Page 53 of The Wrong Boss

I nodded, but I didn’t want to get into it. I didn’t want to explain that the one conversation we had impacted me so deeply and pushed me to reach out to my father. Talking about him made me feel like I should talk about Alba, and I didn’t want to do that. In the past month, our conversations had turned stilted and cold. She’d spent more and more time with her mother. There’d been no more mention of dalliances, and no more sexual advances. We’d slept in the same bed only a handful of times.

It felt awful. Like I was failing a task that I didn’t even understand.

Maybe Rome was right to question me about the wedding. Surely the months leading up to the start of a marriage weren’t supposed to feel like this?

In an attempt to push Alba out of my mind, I blurted the first thing that came to mind. “Did you look for me back then? After?”

As soon as the words were out of my mouth, I clamped my lips shut. Carrie opened her mouth and closed it again. I watched her swallow, hesitate, and brace herself, as if trying to marshal the right words to answer my question.

I held up my hand before she could say whatever she’d decided was the right thing. Maybe she was about to let me down gently, or remind me that I was her boss, or tell me that I was making her uncomfortable. I wouldn’t blame her. Instead, I shook my head and said, “Forget I said that.” I raked my mind for something to say, feeling like a bumbling fool. She made an idiot out of me. Finally, I remembered the memory box that had been stolen from her car. “You still like going to movies and shows?”

Carrie relaxed, and a soft smile curled her lips. “Yeah,” she said. “When I get the chance.”

We slipped into easy conversation about movies, and when I mentioned that I’d been to a Broadway show a few months before, her eyes lit up with interest. My first instinct was to ask her if she’d go to one with me, and stopping the words from coming out of my mouth was like holding back a team of spooked horses with flimsy little reins. Imanaged—barely.

“There’s something special about going to a show,” she was saying when I finally got control of myself and tuned back into the conversation. “Getting dressed up, making a point of it, seeing real people on a real stage… I should do it more.”

“You should,” I said.

“Maybe one day I’ll be able to see an actual Broadway show,” she said, giving me a genuine, beautiful smile. “Might have the worst seats in the house, but it’d be something, wouldn’t it?”

A pit of yearning opened up inside me. I wanted to give that to her—and not the worst seats. I wanted her front and center, in a beautiful gown, right there beside me. I wanted her to look at me with shining eyes and a delighted smile afterward, her arm hooked into mine and her head leaning on my shoulder as she sighed with contentment.

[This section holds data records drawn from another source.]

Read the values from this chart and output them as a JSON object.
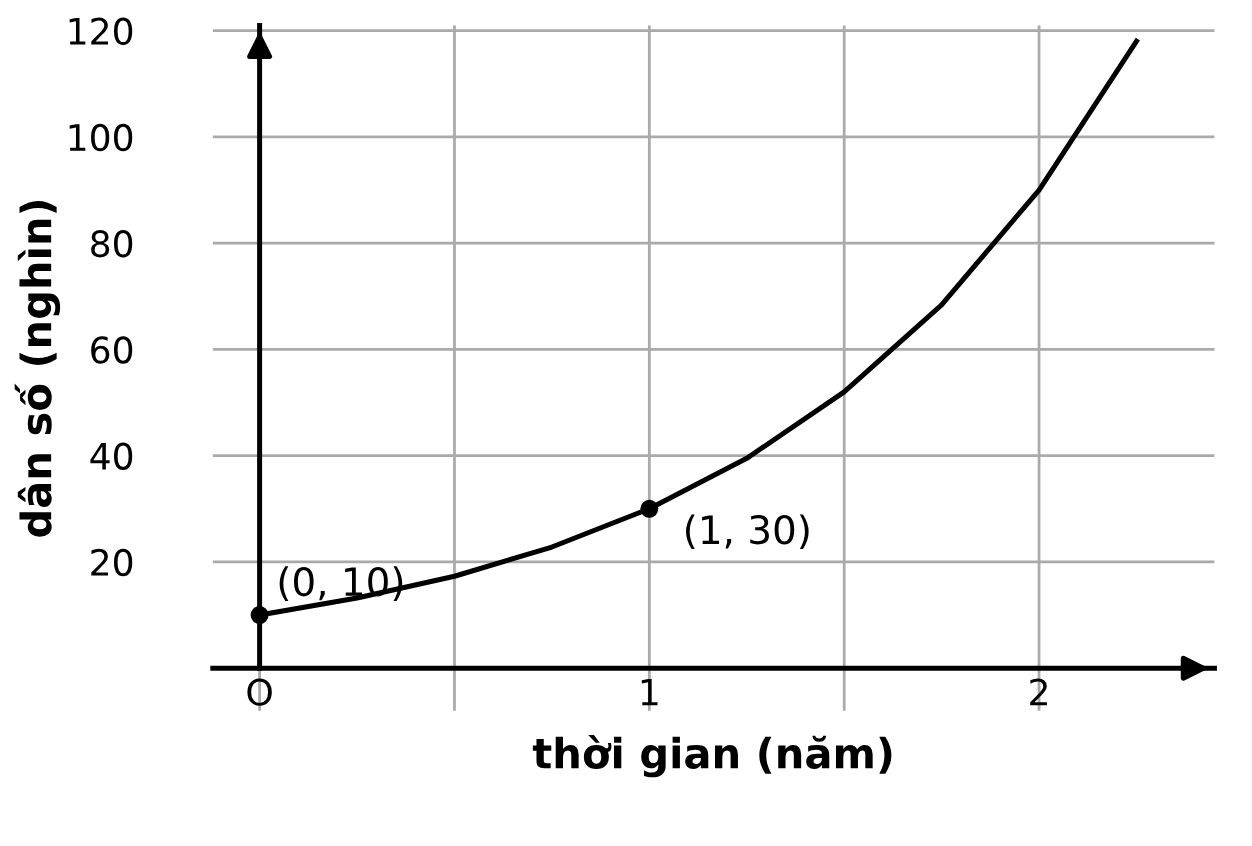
{
  "chart_data": {
    "type": "line",
    "xlabel": "thời gian (năm)",
    "ylabel": "dân số (nghìn)",
    "xlim": [
      -0.12,
      2.45
    ],
    "ylim": [
      -8,
      121
    ],
    "xticks": [
      {
        "value": 0,
        "label": "O"
      },
      {
        "value": 0.5,
        "label": null
      },
      1,
      {
        "value": 1.5,
        "label": null
      },
      2
    ],
    "yticks": [
      20,
      40,
      60,
      80,
      100,
      120
    ],
    "grid": true,
    "series": [
      {
        "color": "#000000",
        "marker": "none",
        "x": [
          0,
          0.25,
          0.5,
          0.75,
          1,
          1.25,
          1.5,
          1.75,
          2,
          2.25
        ],
        "values": [
          10,
          13.2,
          17.3,
          22.8,
          30,
          39.5,
          52,
          68.4,
          90,
          118
        ]
      },
      {
        "type": "scatter",
        "color": "#000000",
        "marker": "circle",
        "x": [
          0,
          1
        ],
        "values": [
          10,
          30
        ]
      }
    ],
    "annotations": [
      {
        "text": "(0, 10)",
        "x": 0,
        "y": 10
      },
      {
        "text": "(1, 30)",
        "x": 1,
        "y": 30
      }
    ]
  }
}
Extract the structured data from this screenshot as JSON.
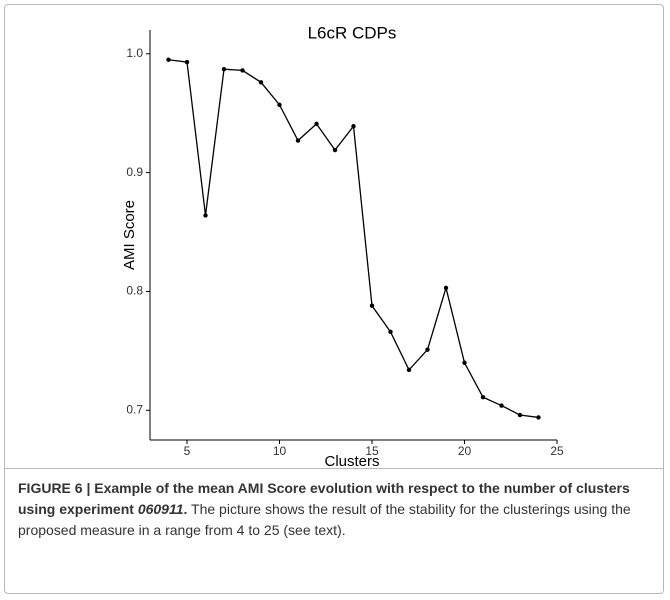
{
  "chart_data": {
    "type": "line",
    "title": "L6cR CDPs",
    "x_label": "Clusters",
    "y_label": "AMI Score",
    "x": [
      4,
      5,
      6,
      7,
      8,
      9,
      10,
      11,
      12,
      13,
      14,
      15,
      16,
      17,
      18,
      19,
      20,
      21,
      22,
      23,
      24
    ],
    "series": [
      {
        "color": "#000000",
        "values": [
          0.995,
          0.993,
          0.864,
          0.987,
          0.986,
          0.976,
          0.957,
          0.927,
          0.941,
          0.919,
          0.939,
          0.788,
          0.766,
          0.734,
          0.751,
          0.803,
          0.74,
          0.711,
          0.704,
          0.696,
          0.694
        ]
      }
    ],
    "xlim": [
      3,
      25
    ],
    "xticks": [
      5,
      10,
      15,
      20,
      25
    ],
    "ylim": [
      0.675,
      1.02
    ],
    "yticks": [
      {
        "value": 0.7,
        "label": "0.7"
      },
      {
        "value": 0.8,
        "label": "0.8"
      },
      {
        "value": 0.9,
        "label": "0.9"
      },
      {
        "value": 1.0,
        "label": "1.0"
      }
    ]
  },
  "caption": {
    "lead": "FIGURE 6 | Example of the mean AMI Score evolution with respect to the number of clusters using experiment ",
    "experiment": "060911",
    "lead_end": ".",
    "text": " The picture shows the result of the stability for the clusterings using the proposed measure in a range from 4 to 25 (see text)."
  }
}
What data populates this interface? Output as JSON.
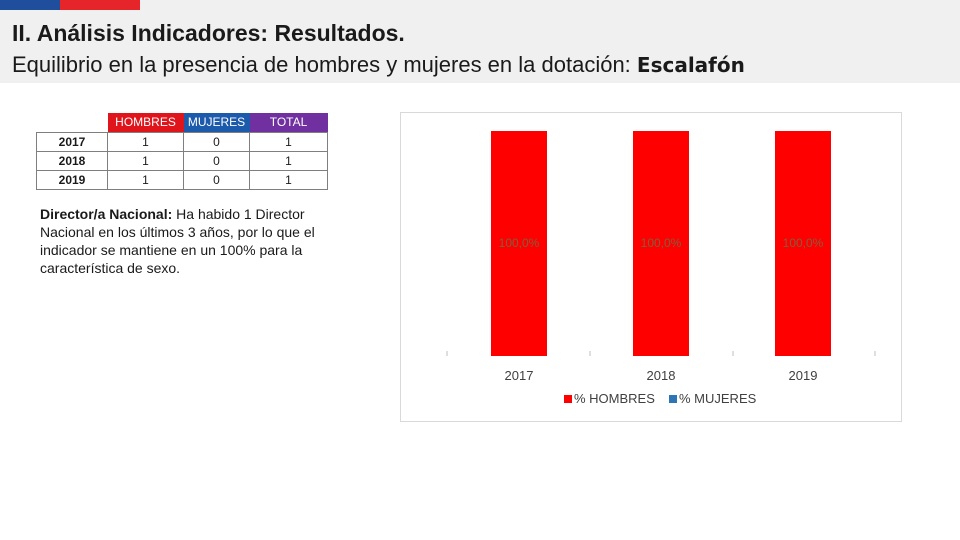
{
  "header": {
    "title": "II. Análisis Indicadores: Resultados.",
    "subtitle_prefix": "Equilibrio en la presencia de hombres y mujeres en la dotación: ",
    "subtitle_emphasis": "Escalafón"
  },
  "table": {
    "headers": [
      "HOMBRES",
      "MUJERES",
      "TOTAL"
    ],
    "rows": [
      {
        "year": "2017",
        "hombres": "1",
        "mujeres": "0",
        "total": "1"
      },
      {
        "year": "2018",
        "hombres": "1",
        "mujeres": "0",
        "total": "1"
      },
      {
        "year": "2019",
        "hombres": "1",
        "mujeres": "0",
        "total": "1"
      }
    ]
  },
  "director": {
    "label": "Director/a Nacional:",
    "text": " Ha habido 1 Director Nacional en los últimos 3 años, por lo que el indicador se mantiene en un 100% para la característica de sexo."
  },
  "colors": {
    "hombres": "#ff0000",
    "mujeres": "#2e75b6"
  },
  "chart_data": {
    "type": "bar",
    "stacked": true,
    "categories": [
      "2017",
      "2018",
      "2019"
    ],
    "series": [
      {
        "name": "% HOMBRES",
        "values": [
          100.0,
          100.0,
          100.0
        ],
        "labels": [
          "100,0%",
          "100,0%",
          "100,0%"
        ]
      },
      {
        "name": "% MUJERES",
        "values": [
          0,
          0,
          0
        ]
      }
    ],
    "ylim": [
      0,
      100
    ],
    "legend": "bottom"
  }
}
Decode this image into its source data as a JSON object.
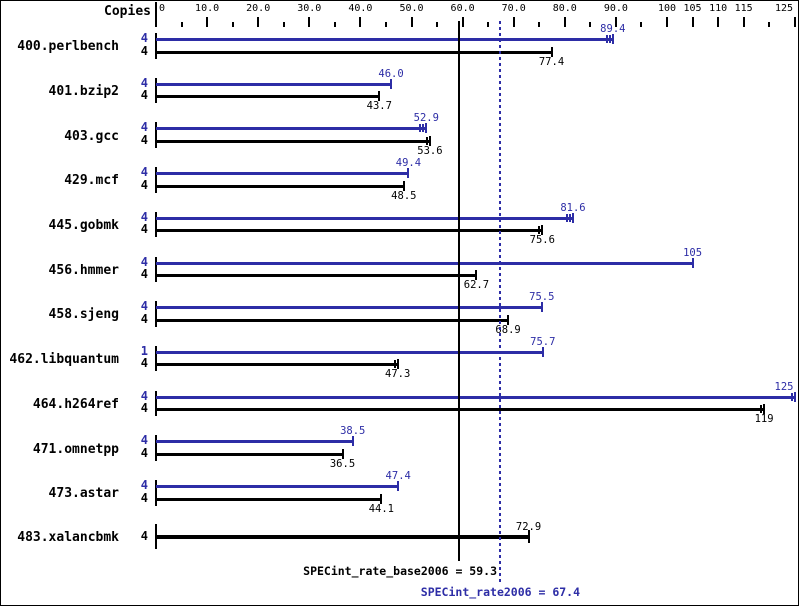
{
  "chart_data": {
    "type": "bar",
    "orientation": "horizontal",
    "title": "",
    "copies_header": "Copies",
    "xlim": [
      0,
      127
    ],
    "grid": false,
    "legend": null,
    "colors": {
      "peak": "#2d2da6",
      "base": "#000000"
    },
    "axis_tick_step": 5,
    "axis_labels": [
      {
        "v": 0,
        "t": "0"
      },
      {
        "v": 10,
        "t": "10.0"
      },
      {
        "v": 20,
        "t": "20.0"
      },
      {
        "v": 30,
        "t": "30.0"
      },
      {
        "v": 40,
        "t": "40.0"
      },
      {
        "v": 50,
        "t": "50.0"
      },
      {
        "v": 60,
        "t": "60.0"
      },
      {
        "v": 70,
        "t": "70.0"
      },
      {
        "v": 80,
        "t": "80.0"
      },
      {
        "v": 90,
        "t": "90.0"
      },
      {
        "v": 100,
        "t": "100"
      },
      {
        "v": 105,
        "t": "105"
      },
      {
        "v": 110,
        "t": "110"
      },
      {
        "v": 115,
        "t": "115"
      },
      {
        "v": 125,
        "t": "125"
      }
    ],
    "categories": [
      "400.perlbench",
      "401.bzip2",
      "403.gcc",
      "429.mcf",
      "445.gobmk",
      "456.hmmer",
      "458.sjeng",
      "462.libquantum",
      "464.h264ref",
      "471.omnetpp",
      "473.astar",
      "483.xalancbmk"
    ],
    "series": [
      {
        "name": "peak",
        "values": [
          89.4,
          46.0,
          52.9,
          49.4,
          81.6,
          105,
          75.5,
          75.7,
          125,
          38.5,
          47.4,
          null
        ]
      },
      {
        "name": "base",
        "values": [
          77.4,
          43.7,
          53.6,
          48.5,
          75.6,
          62.7,
          68.9,
          47.3,
          119,
          36.5,
          44.1,
          72.9
        ]
      }
    ],
    "benchmarks": [
      {
        "name": "400.perlbench",
        "peak": {
          "copies": "4",
          "value": 89.4,
          "label": "89.4",
          "marks": 2
        },
        "base": {
          "copies": "4",
          "value": 77.4,
          "label": "77.4",
          "marks": 0
        }
      },
      {
        "name": "401.bzip2",
        "peak": {
          "copies": "4",
          "value": 46.0,
          "label": "46.0",
          "marks": 0
        },
        "base": {
          "copies": "4",
          "value": 43.7,
          "label": "43.7",
          "marks": 0
        }
      },
      {
        "name": "403.gcc",
        "peak": {
          "copies": "4",
          "value": 52.9,
          "label": "52.9",
          "marks": 2
        },
        "base": {
          "copies": "4",
          "value": 53.6,
          "label": "53.6",
          "marks": 1
        }
      },
      {
        "name": "429.mcf",
        "peak": {
          "copies": "4",
          "value": 49.4,
          "label": "49.4",
          "marks": 0
        },
        "base": {
          "copies": "4",
          "value": 48.5,
          "label": "48.5",
          "marks": 0
        }
      },
      {
        "name": "445.gobmk",
        "peak": {
          "copies": "4",
          "value": 81.6,
          "label": "81.6",
          "marks": 2
        },
        "base": {
          "copies": "4",
          "value": 75.6,
          "label": "75.6",
          "marks": 1
        }
      },
      {
        "name": "456.hmmer",
        "peak": {
          "copies": "4",
          "value": 105,
          "label": "105",
          "marks": 0
        },
        "base": {
          "copies": "4",
          "value": 62.7,
          "label": "62.7",
          "marks": 0
        }
      },
      {
        "name": "458.sjeng",
        "peak": {
          "copies": "4",
          "value": 75.5,
          "label": "75.5",
          "marks": 0
        },
        "base": {
          "copies": "4",
          "value": 68.9,
          "label": "68.9",
          "marks": 0
        }
      },
      {
        "name": "462.libquantum",
        "peak": {
          "copies": "1",
          "value": 75.7,
          "label": "75.7",
          "marks": 0
        },
        "base": {
          "copies": "4",
          "value": 47.3,
          "label": "47.3",
          "marks": 1
        }
      },
      {
        "name": "464.h264ref",
        "peak": {
          "copies": "4",
          "value": 125,
          "label": "125",
          "marks": 1
        },
        "base": {
          "copies": "4",
          "value": 119,
          "label": "119",
          "marks": 1
        }
      },
      {
        "name": "471.omnetpp",
        "peak": {
          "copies": "4",
          "value": 38.5,
          "label": "38.5",
          "marks": 0
        },
        "base": {
          "copies": "4",
          "value": 36.5,
          "label": "36.5",
          "marks": 0
        }
      },
      {
        "name": "473.astar",
        "peak": {
          "copies": "4",
          "value": 47.4,
          "label": "47.4",
          "marks": 0
        },
        "base": {
          "copies": "4",
          "value": 44.1,
          "label": "44.1",
          "marks": 0
        }
      },
      {
        "name": "483.xalancbmk",
        "peak": null,
        "base": {
          "copies": "4",
          "value": 72.9,
          "label": "72.9",
          "marks": 0,
          "thick": true,
          "label_above": true
        }
      }
    ],
    "reference_lines": [
      {
        "name": "SPECint_rate_base2006",
        "value": 59.3,
        "label": "SPECint_rate_base2006 = 59.3",
        "style": "solid",
        "color": "#000000"
      },
      {
        "name": "SPECint_rate2006",
        "value": 67.4,
        "label": "SPECint_rate2006 = 67.4",
        "style": "dotted",
        "color": "#2d2da6"
      }
    ]
  }
}
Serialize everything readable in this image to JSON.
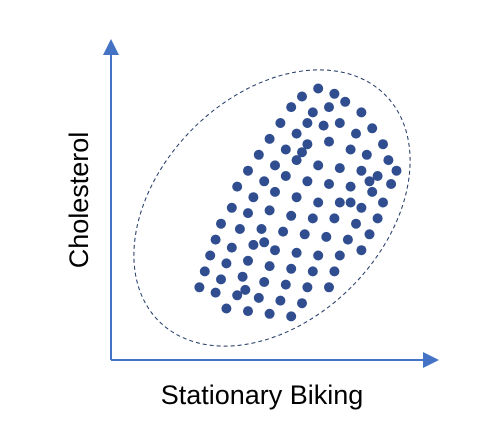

I didn’t even like the theater. One of Alba’s contacts had given her tickets, and we’d gone to see the show out of a sense of obligation.

But with Carrie…

The plane hit turbulence, jarring me out of my thoughts. Carrie’s hands shot out to clamp over her armrests, her shoulders hiking up near her ears. She sucked in a hard breath and let out a nervous laugh. “Guess you feel the bumps a little more in one of these jets, huh.”

Everything inside me wanted to move to the seat beside her, thread my fingers through hers, and knead the stress from her shoulders.

But she wasn’t mine, and she never would be. I forced a smile. “A pilot once told me to picture turbulence like a planestuck in a big bowl of Jell-O. If you jiggle the bowl, the plane will move, but it’s not going to sink to the bottom.”

She blinked and nodded. “Right. Okay. That helps.”

The plane jerked, and something rattled and crashed up in the galley area. Carrie tensed. I couldn’t go over to her. Couldn’t touch her. Couldn’t make her feel better in any way—except by talking.

“We’ll get to smoother air soon,” I said. “I’ll ask the crew how long the turbulence is supposed to last.”

“It’s fine,” Carrie said, closing her eyes. Her knuckles were white where they still gripped the armrests. “I’m fine. I know we’ll be okay. I’m just… I guess I’m a nervous flier.”

“And yet you’re the one with all the skills to sort out my travel itineraries.”

Her eyes remained closed, but her lips curled into a small, quick smile. “Yeah,” was all she replied.

I watched the way the light reflected on her face, how she forced herself to breathe deeply and relax her shoulders. I watched her master herself, and I admired it.

This was the same woman who’d fought me when I tried to help her. In the face of her fear, she was able to breathe. No hysterics. No tears. Just an iron will.

“How did you manage to get this charter jet, anyway?” I asked.

That flash of a smile again, and an eyelid cracked to glance at me. “I can’t give away all my secrets.”

“I wish you would.”

Her eyes held mine for a moment, and I wondered if she knew that I meant a lot more than just the travel booking. “I’msure you do,” she replied, inhaling sharply as the plane dropped suddenly. She let out a nervous laugh and began chanting under her breath, “Jell-O. Jell-O. Jell-O.”

I found myself gripping my own armrests—not because of the turbulence, but because I knew if I let myself, I’d be over there with my arms around her.